I recounted the story again.
“This sure as hell isn’t helping anything. Are you sure the bite didn’t break the skin?”
“No,” I said.
“Damn it. I’ll call Jefferson, make sure his friend got cleaned up.”
“You know him?”
“Somewhat. You’re black, you’re a doc, you’re in Baltimore, you know each other.” Verlach looked at me and I dropped my gaze. “Aw, shit, Nate, why’d you have to . . .” He trailed off, and his hand ran back and forth over his bald head. “Listen—Jefferson—whatever else he is—is a doctor. He should know what to do. He should also know what the hell we’re dealing with. The shit he pulled was . . . He’s a freaking sleaze, that’s all.”
We were sitting in Herb Verlach’s tiny office, which had barely enough room for the metal desk and all the medical journals stuffed into it, much less two grown men; my foot was pressed against a t
rash can. Verlach sighed. “Okay, until we know more, we’ll assume the gentleman just got a little pinch.”
“Fine.”
“What are your thoughts on human vectors?”
A word on the incident with the rat.
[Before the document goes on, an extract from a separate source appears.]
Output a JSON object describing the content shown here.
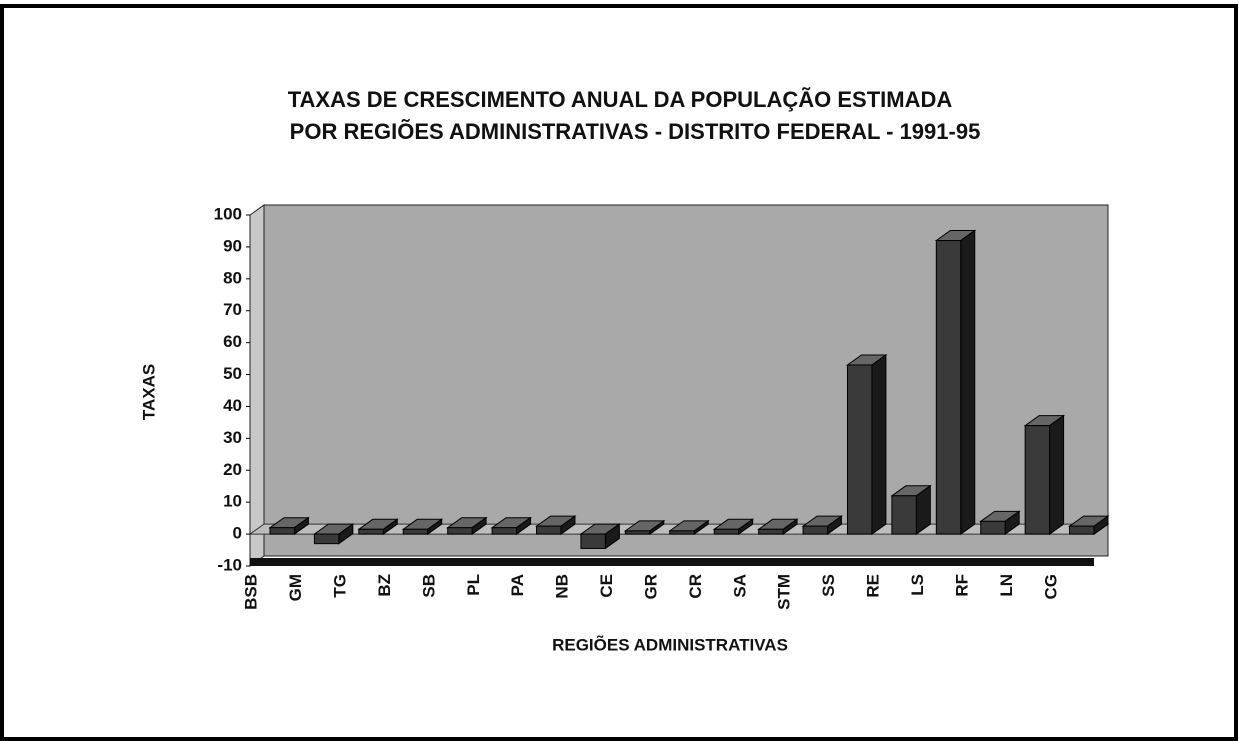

Though Verlach was being kind—very kind, actually—in giving me no more than a light chastisement, the situation was not looking good for yours truly. Whether or not the rat bite broke the skin, there would be hell to pay. Public health officials should not be caught up in things like this. And though I felt justified in what I’d done, and though the bite itself was a product of Jefferson’s man’s stupidity more than anything else, and though, in the end, I would be cleared of any wrongdoing, it was not, as they say, good form. Jefferson and his lawyers could make trouble. That’s why Verlach was pissed.
Anyway, back to human vectors. I said, “Sure looks like there’s something there. One man had contact with three sick women. Douglas Buchanan.”
“If Buchanan’s the source, why hasn’t he been ill?”
“Some sort of immunity, perhaps.” Diseases have different effects in different people. To wit: West Nile virus causes encephalitis in only about one percent of people who pick it up. Only a subset of those die. “Might be that the disease only strikes a certain genetic subpopulation. Maybe it just strikes women, has something to do with estrogen or testosterone levels.”
“Could be.”
“Or he’s dormant now and soon will come down with something. We don’t know there’s not someone else out there who’s been playing in the same ballparks.”
“The odds are against it,” Verlach said.
“Not really. The whole community seems to be sexually charged.”
“And you know this for a fact.”
“Yeah, Herb, I’ve been screwing the mentally handicapped for years. Seriously, though, I’ve been talking to these people for two days now. It seems like everybody’s been sleeping with everybody. Has surveillance turned up anything at the other hospitals?”